Atribui que: O cliente dos anos 1980 consumia marcas de luxo “custe o que custar”; o dos anos 1990 já não queria comprá-las “a qualquer preço”; o dos anos 2000, por sua vez, faz suas afinidades e identificações afetivas depender das marcas que sabem projetar sua identidade, reinterpretando-a de maneira criativa e coerente, na época ou em um outro universo.  (LIPOVETSKY, 2005, p57):

Antes que aos habituais arbítrios qualidade-preço, ela se entrega a um raciocínio “value for money” que prevalece atualmente.

1.2.2 Valor para os demais Mercados

Segundo Portes (1992, p.73) a forma como se trabalha na cadeia de valor é de vital importância no processo de valorização de produtos, apresenta a empresa como sendo “uma reunião de atividades que são executadas para projetar, produzir, comercializar, entregar e sustentar seu produto. Todas estas atividades podem ser representadas, fazendo-se uso de uma cadeia de valor”.

Destaca a harmonia entre os agentes para o sucesso das operações, desde o planejamento, produção e distribuição de bens. Seu conceito de valor engloba o sistema distributivo.

Em termos competitivos:[...] valor é o montante que os compradores estão dispostos a pagar por aquilo que uma empresa lhes fornece (...) Uma empresa é rentável, se o valor que ela impõe ultrapassa os custos envolvidos na criação do produto. Criar valor para os compradores que exceda o custo disto é a meta de qualquer estratégia genérica (NAGLE, 2007, p. 84).

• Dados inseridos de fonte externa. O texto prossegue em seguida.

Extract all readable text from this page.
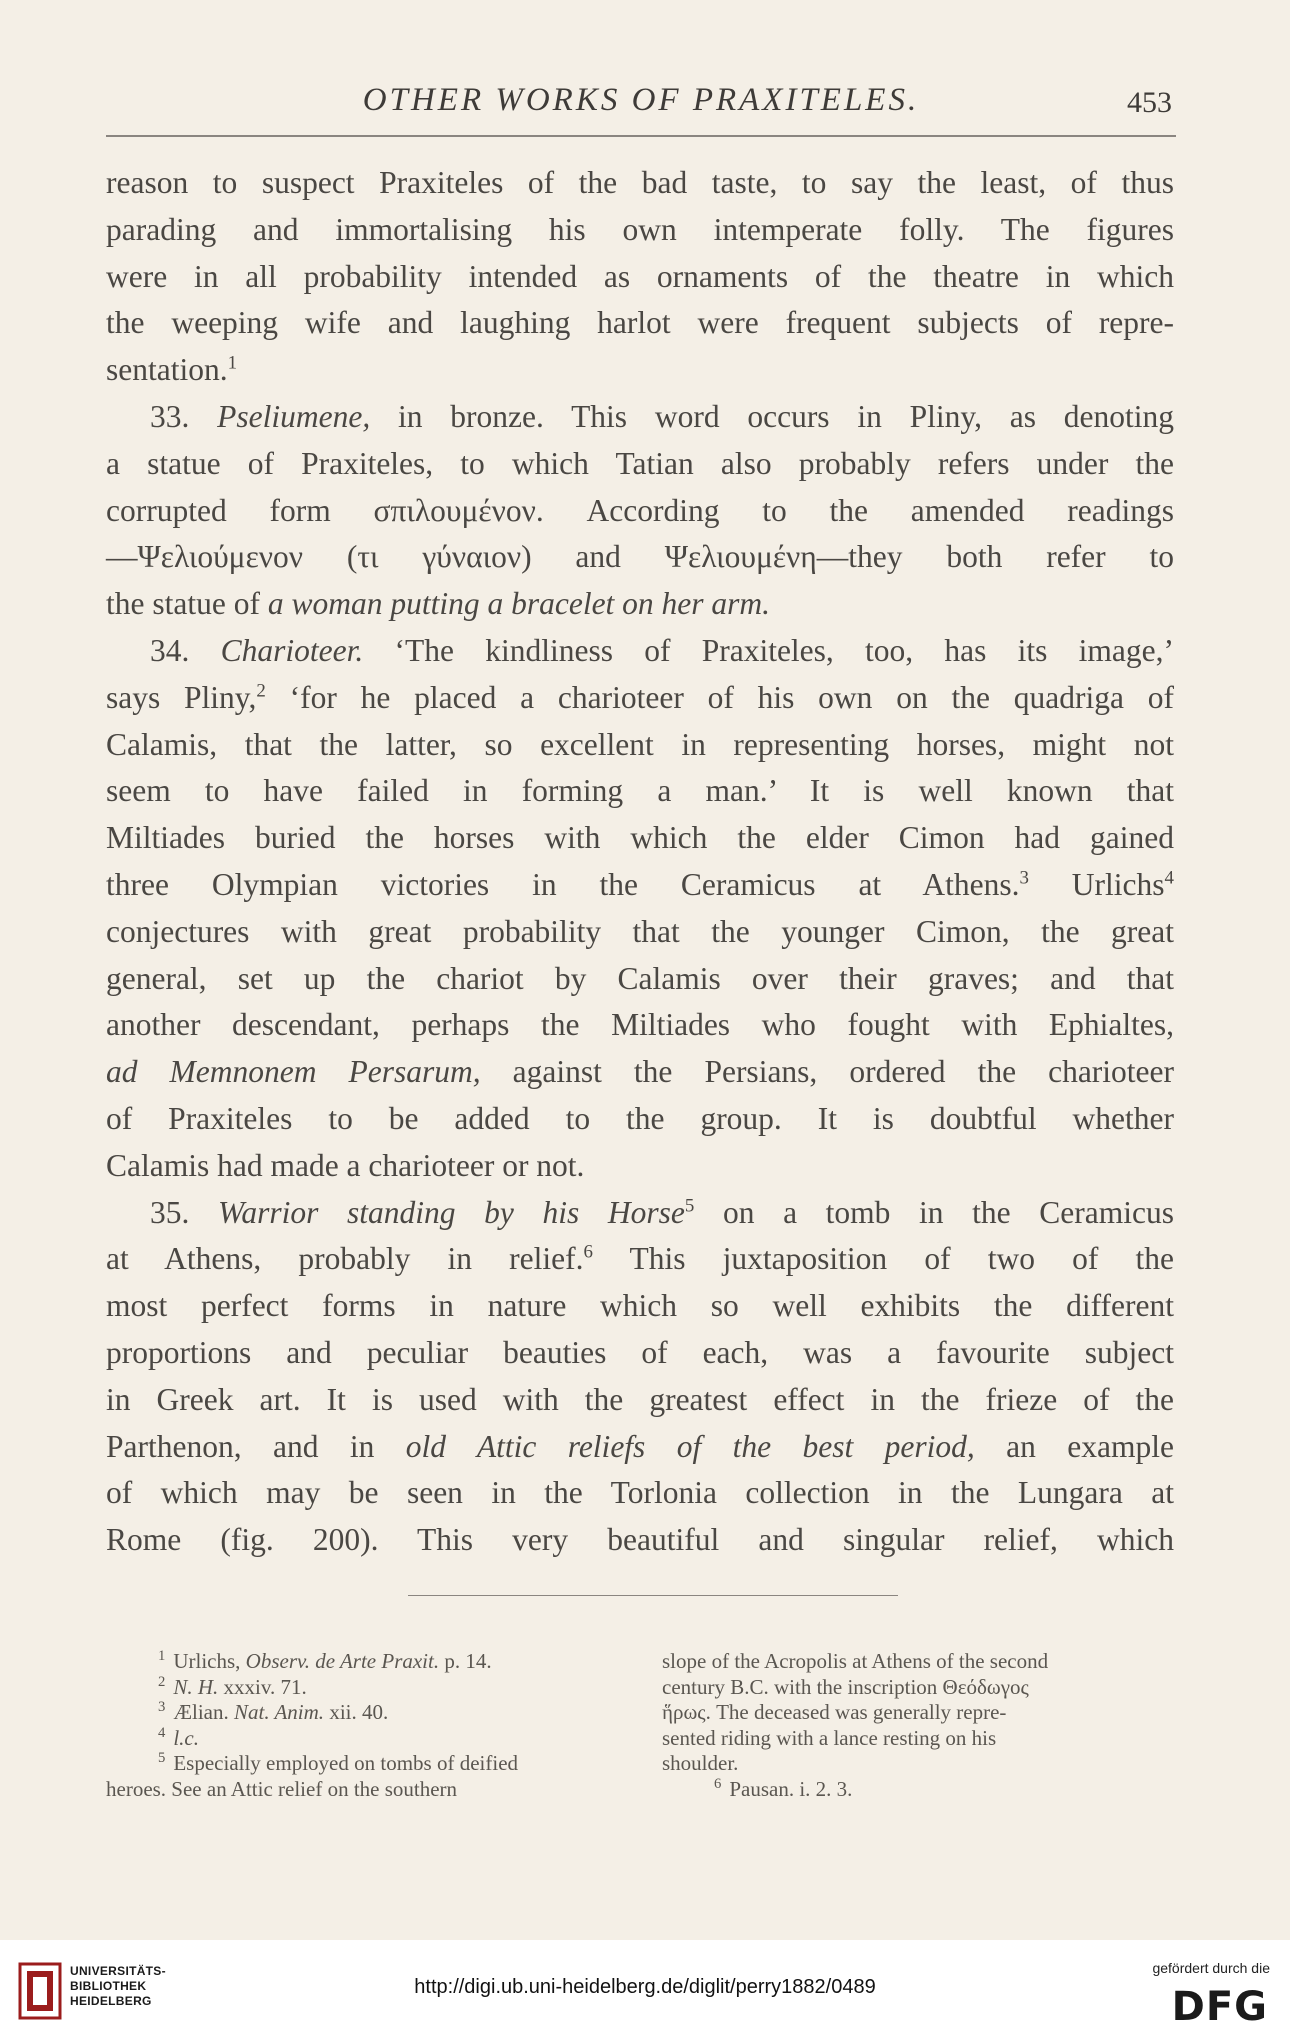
OTHER WORKS OF PRAXITELES.	453
reason to suspect Praxiteles of the bad taste, to say the least, of thus
parading and immortalising his own intemperate folly. The figures
were in all probability intended as ornaments of the theatre in which
the weeping wife and laughing harlot were frequent subjects of repre-
sentation.$^1$
33. Pseliumene, in bronze. This word occurs in Pliny, as denoting
a statue of Praxiteles, to which Tatian also probably refers under the
corrupted form σπιλουμένον. According to the amended readings
—Ψελιούμενον (τι γύναιον) and Ψελιουμένη—they both refer to
the statue of a woman putting a bracelet on her arm.
34. Charioteer. ‘The kindliness of Praxiteles, too, has its image,’
says Pliny,$^2$ ‘for he placed a charioteer of his own on the quadriga of
Calamis, that the latter, so excellent in representing horses, might not
seem to have failed in forming a man.’ It is well known that
Miltiades buried the horses with which the elder Cimon had gained
three Olympian victories in the Ceramicus at Athens.$^3$ Urlichs$^4$
conjectures with great probability that the younger Cimon, the great
general, set up the chariot by Calamis over their graves; and that
another descendant, perhaps the Miltiades who fought with Ephialtes,
ad Memnonem Persarum, against the Persians, ordered the charioteer
of Praxiteles to be added to the group. It is doubtful whether
Calamis had made a charioteer or not.
35. Warrior standing by his Horse$^5$ on a tomb in the Ceramicus
at Athens, probably in relief.$^6$ This juxtaposition of two of the
most perfect forms in nature which so well exhibits the different
proportions and peculiar beauties of each, was a favourite subject
in Greek art. It is used with the greatest effect in the frieze of the
Parthenon, and in old Attic reliefs of the best period, an example
of which may be seen in the Torlonia collection in the Lungara at
Rome (fig. 200). This very beautiful and singular relief, which

$^1$ Urlichs, Observ. de Arte Praxit. p. 14.

$^2$ N. H. xxxiv. 71.

$^3$ Ælian. Nat. Anim. xii. 40.

$^4$ l.c.

$^5$ Especially employed on tombs of deified

heroes. See an Attic relief on the southern

slope of the Acropolis at Athens of the second

century B.C. with the inscription Θεόδωγος

ἥρως. The deceased was generally repre-

sented riding with a lance resting on his

shoulder.

$^6$ Pausan. i. 2. 3.

UNIVERSITÄTS-
BIBLIOTHEK
HEIDELBERG
http://digi.ub.uni-heidelberg.de/diglit/perry1882/0489
gefördert durch die
DFG
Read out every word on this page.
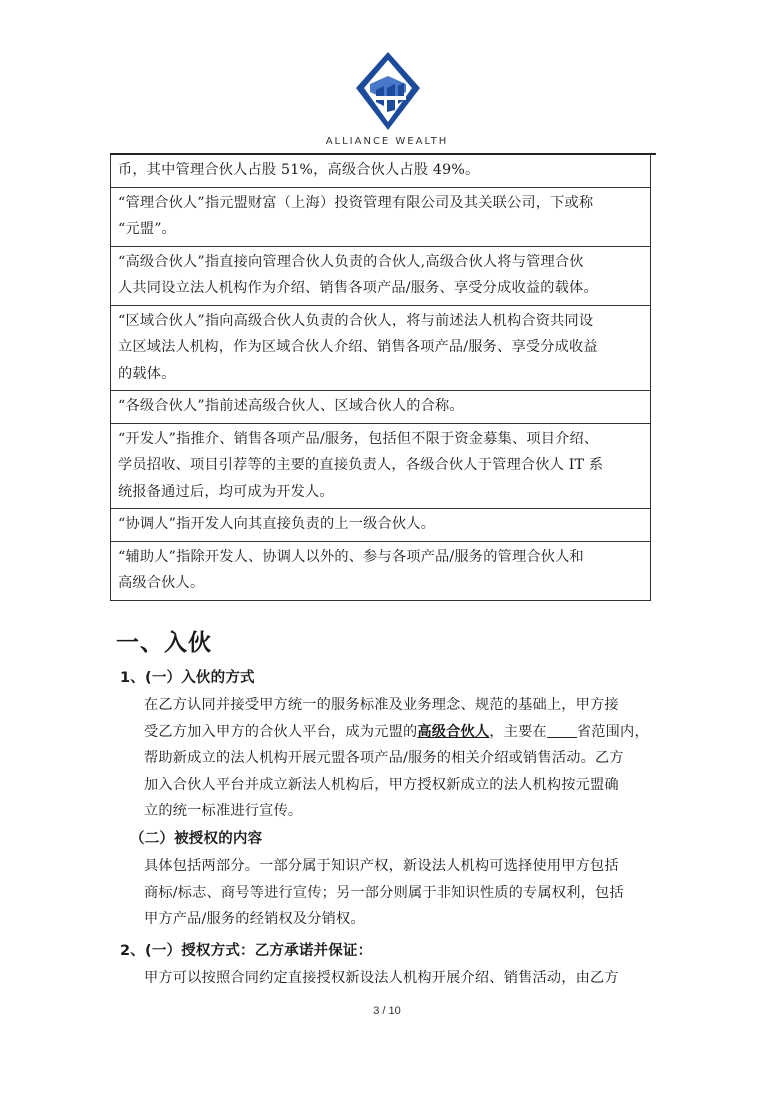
ALLIANCE WEALTH
币，其中管理合伙人占股 51%，高级合伙人占股 49%。
“管理合伙人”指元盟财富（上海）投资管理有限公司及其关联公司，下或称
“元盟”。
“高级合伙人”指直接向管理合伙人负责的合伙人,高级合伙人将与管理合伙
人共同设立法人机构作为介绍、销售各项产品/服务、享受分成收益的载体。
“区域合伙人”指向高级合伙人负责的合伙人，将与前述法人机构合资共同设
立区域法人机构，作为区域合伙人介绍、销售各项产品/服务、享受分成收益
的载体。
“各级合伙人”指前述高级合伙人、区域合伙人的合称。
“开发人”指推介、销售各项产品/服务，包括但不限于资金募集、项目介绍、
学员招收、项目引荐等的主要的直接负责人，各级合伙人于管理合伙人 IT 系
统报备通过后，均可成为开发人。
“协调人”指开发人向其直接负责的上一级合伙人。
“辅助人”指除开发人、协调人以外的、参与各项产品/服务的管理合伙人和
高级合伙人。
一、入伙
1、(一）入伙的方式
在乙方认同并接受甲方统一的服务标准及业务理念、规范的基础上，甲方接
受乙方加入甲方的合伙人平台，成为元盟的高级合伙人，主要在 省范围内，
帮助新成立的法人机构开展元盟各项产品/服务的相关介绍或销售活动。乙方
加入合伙人平台并成立新法人机构后，甲方授权新成立的法人机构按元盟确
立的统一标准进行宣传。
（二）被授权的内容
具体包括两部分。一部分属于知识产权，新设法人机构可选择使用甲方包括
商标/标志、商号等进行宣传；另一部分则属于非知识性质的专属权利，包括
甲方产品/服务的经销权及分销权。
2、(一）授权方式：乙方承诺并保证：
甲方可以按照合同约定直接授权新设法人机构开展介绍、销售活动，由乙方
3 / 10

Explica que a cadeia é representada pela seqüência de atividades executadas por seus agentes desde a fabricação de componentes, do produto e no final a distribuição.

O valor é criado quando uma empresa cria vantagem competitiva para seu comprador – reduz o custo de seu comprador ou eleva-lhe o desempenho. O valor criado para o comprador deve ser percebido por ele para que seja recompensado com um preço-prêmio, o que significa que as empresas devem comunicar seu valor aos compradores por meios como a propaganda e a força de vendas (NAGLE, 2007, p. 67).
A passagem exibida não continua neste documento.